You probably don’t think a lot about how plastic parts are designed and made.

But some people do, and Chris Oberste is one of them.

While a graduate student at Georgia Tech, Oberste researched and developed a new technology to manufacture reinforcement materials for plastic parts. Shortly thereafter, he and co-founder Lewis Motion launched a company, WEAV3D®, to bring it to market – and GRA became one of the first investors.

Rebar for Plastics™ is the shorthand for what WEAV3D’s technology produces. Just as steel bars and mesh add strength to concrete and masonry, the structural “lattices” produced by the WEAV3D machine do the same for plastics and other materials.

HOW IT’S DIFFERENT: A reinforced plastic component has a set amount of stiffness and strength – its rigidity and the amount of load it can withstand is fixed.

But WEAV3D can engineer and produce a component that has different degrees of stiffness and strength within different areas of a single component. They call this “tunability,” meaning the technology can tune the physical properties of different areas within the lattice (by varying lattice density and reinforcement materials).

Another differentiator: Components made with WEAV3D’s reinforcement lattices also weigh less than traditionally formed components. And the WEAV3D material costs up to 75% less than traditional, laminate-based composites.

WHO WOULD BUY THIS: Auto manufacturers, for one. Says Oberste: “The industry has a unique challenge, in that they need lightweight materials for components to satisfy fuel economy regulations. Yet it’s hard to make lightweight components at a high volume.”

The WEAV3D system has many other potential markets – aircraft, sporting goods and construction products, to name a few. This fall, the company announced that a maker of trenches that hold cables for utilities and rail systems will use WEAV3D technology to produce better reinforcement cages inside the polymer concrete used to make the trench.

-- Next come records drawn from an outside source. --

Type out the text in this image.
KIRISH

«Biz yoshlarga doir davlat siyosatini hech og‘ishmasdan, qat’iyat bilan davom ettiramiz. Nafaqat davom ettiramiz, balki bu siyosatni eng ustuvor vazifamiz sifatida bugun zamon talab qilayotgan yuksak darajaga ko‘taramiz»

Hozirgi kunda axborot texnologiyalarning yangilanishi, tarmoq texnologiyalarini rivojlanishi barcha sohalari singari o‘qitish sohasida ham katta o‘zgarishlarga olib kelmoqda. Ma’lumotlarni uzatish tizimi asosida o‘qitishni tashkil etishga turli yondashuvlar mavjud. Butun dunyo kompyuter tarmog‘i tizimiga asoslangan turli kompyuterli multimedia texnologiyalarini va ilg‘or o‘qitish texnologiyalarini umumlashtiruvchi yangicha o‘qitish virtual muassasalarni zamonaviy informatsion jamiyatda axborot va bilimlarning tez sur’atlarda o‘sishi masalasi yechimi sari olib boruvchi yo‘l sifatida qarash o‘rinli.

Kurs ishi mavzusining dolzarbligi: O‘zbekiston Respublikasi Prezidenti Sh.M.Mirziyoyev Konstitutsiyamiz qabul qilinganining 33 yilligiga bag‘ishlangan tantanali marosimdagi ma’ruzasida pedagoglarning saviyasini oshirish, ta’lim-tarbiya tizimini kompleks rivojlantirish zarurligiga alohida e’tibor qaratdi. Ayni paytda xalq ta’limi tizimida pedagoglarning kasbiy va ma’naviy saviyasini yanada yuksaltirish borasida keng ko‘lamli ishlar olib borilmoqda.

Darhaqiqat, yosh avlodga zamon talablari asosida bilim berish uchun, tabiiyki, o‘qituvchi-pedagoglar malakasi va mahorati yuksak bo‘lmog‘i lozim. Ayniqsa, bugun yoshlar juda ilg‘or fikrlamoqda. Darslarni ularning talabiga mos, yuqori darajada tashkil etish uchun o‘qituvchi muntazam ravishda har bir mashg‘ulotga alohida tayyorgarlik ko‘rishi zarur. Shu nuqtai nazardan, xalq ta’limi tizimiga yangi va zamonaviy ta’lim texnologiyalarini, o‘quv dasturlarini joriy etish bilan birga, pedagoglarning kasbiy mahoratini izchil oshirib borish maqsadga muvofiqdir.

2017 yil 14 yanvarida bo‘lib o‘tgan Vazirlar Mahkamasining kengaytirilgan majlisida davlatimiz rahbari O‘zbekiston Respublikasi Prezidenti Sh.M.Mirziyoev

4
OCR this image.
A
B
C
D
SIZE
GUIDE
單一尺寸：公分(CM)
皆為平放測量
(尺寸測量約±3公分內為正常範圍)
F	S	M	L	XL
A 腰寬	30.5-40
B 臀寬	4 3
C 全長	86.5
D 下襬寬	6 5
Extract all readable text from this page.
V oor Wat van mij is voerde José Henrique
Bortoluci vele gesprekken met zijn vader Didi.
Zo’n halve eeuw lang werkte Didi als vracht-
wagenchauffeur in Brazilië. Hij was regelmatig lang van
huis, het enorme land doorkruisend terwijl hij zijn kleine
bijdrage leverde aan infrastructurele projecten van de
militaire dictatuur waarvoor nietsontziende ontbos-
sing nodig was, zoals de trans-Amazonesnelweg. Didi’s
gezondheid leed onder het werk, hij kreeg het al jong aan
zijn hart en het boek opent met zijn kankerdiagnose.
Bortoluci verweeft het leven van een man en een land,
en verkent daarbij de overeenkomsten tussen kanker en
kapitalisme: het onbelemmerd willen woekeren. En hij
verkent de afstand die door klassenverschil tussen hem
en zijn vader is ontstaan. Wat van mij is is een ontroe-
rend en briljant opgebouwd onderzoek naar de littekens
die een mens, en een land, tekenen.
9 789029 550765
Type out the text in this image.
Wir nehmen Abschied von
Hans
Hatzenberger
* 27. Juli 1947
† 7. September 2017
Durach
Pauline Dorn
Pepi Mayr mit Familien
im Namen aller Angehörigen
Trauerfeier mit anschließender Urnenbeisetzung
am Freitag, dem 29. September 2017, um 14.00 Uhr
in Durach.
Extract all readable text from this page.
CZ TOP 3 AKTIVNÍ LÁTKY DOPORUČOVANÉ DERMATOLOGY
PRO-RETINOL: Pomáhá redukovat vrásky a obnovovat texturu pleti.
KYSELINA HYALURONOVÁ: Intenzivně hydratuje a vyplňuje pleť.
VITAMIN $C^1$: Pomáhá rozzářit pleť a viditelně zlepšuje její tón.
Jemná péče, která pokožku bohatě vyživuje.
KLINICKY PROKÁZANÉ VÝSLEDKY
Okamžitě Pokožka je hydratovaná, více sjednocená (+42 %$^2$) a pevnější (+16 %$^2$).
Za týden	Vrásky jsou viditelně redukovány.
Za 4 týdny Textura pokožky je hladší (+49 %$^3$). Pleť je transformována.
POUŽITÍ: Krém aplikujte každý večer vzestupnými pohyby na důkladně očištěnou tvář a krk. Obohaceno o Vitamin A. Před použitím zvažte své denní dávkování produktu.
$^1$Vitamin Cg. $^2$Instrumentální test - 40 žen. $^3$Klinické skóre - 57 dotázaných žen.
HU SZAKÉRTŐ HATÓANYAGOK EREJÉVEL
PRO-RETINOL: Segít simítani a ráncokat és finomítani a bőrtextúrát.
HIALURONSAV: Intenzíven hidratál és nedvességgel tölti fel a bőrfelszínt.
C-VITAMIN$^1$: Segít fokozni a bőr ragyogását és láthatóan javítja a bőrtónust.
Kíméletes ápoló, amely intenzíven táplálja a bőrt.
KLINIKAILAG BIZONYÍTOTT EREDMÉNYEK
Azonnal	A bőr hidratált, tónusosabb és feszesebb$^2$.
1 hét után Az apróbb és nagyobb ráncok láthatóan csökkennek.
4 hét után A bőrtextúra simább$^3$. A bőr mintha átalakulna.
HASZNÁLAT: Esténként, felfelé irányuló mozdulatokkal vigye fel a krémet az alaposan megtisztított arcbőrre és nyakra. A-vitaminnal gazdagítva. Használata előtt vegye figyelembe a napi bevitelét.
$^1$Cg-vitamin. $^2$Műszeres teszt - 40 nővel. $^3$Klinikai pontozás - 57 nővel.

Made from a patent-pending material, the WEAV3D-produced cages will add strength to the trenches. They’ll replace steel reinforcement cages, which don’t bond well with polymer concrete, and which rust if exposed.

HOW THE SYSTEM WORKS: “The machine itself is basically a cross between a textile weaving loom and continuous-lamination equipment,” Oberste explains. An array of thin, tape-like materials made of fiber-reinforced thermoplastic are fed into the machine – but from two directions, not one.

“We control how the tapes are woven and how tightly spaced they are, to form the weave,” Oberste explains. “As the machine does the weaving, the plastic in the tape material is heated, so that it bonds to the other tapes around it and forms the lattice structure.” Better still, the technology is significantly faster than conventional tape-laying processes, especially when it is used to form multiple layers of material simultaneously.

WHERE’S THE SWEET SPOT: It’s between no reinforcement and premium reinforcement – the uniqueness of WEAV3D technology places the company right in the middle. Using WEAV3D, manufacturers can strengthen parts with a single lattice component able to handle varying load demands – but at a fraction of the cost of other structural reinforcements.

HOW TO EMPOWER THE CLIENT: While WEAV3D knows how to optimize the density of its reinforcement lattice parts, the company is developing software to give the manufacturing client that capability. “Eventually we will reach the point where the customer can define variables, like the geometry of the part and the force applied on that part, then just press a button,” Oberste says. “After that, the machine will generate the lattice that meets those requirements.”

Such software, he says, is still a couple of years away, though “we’ll have a version of that capability sometime next year.”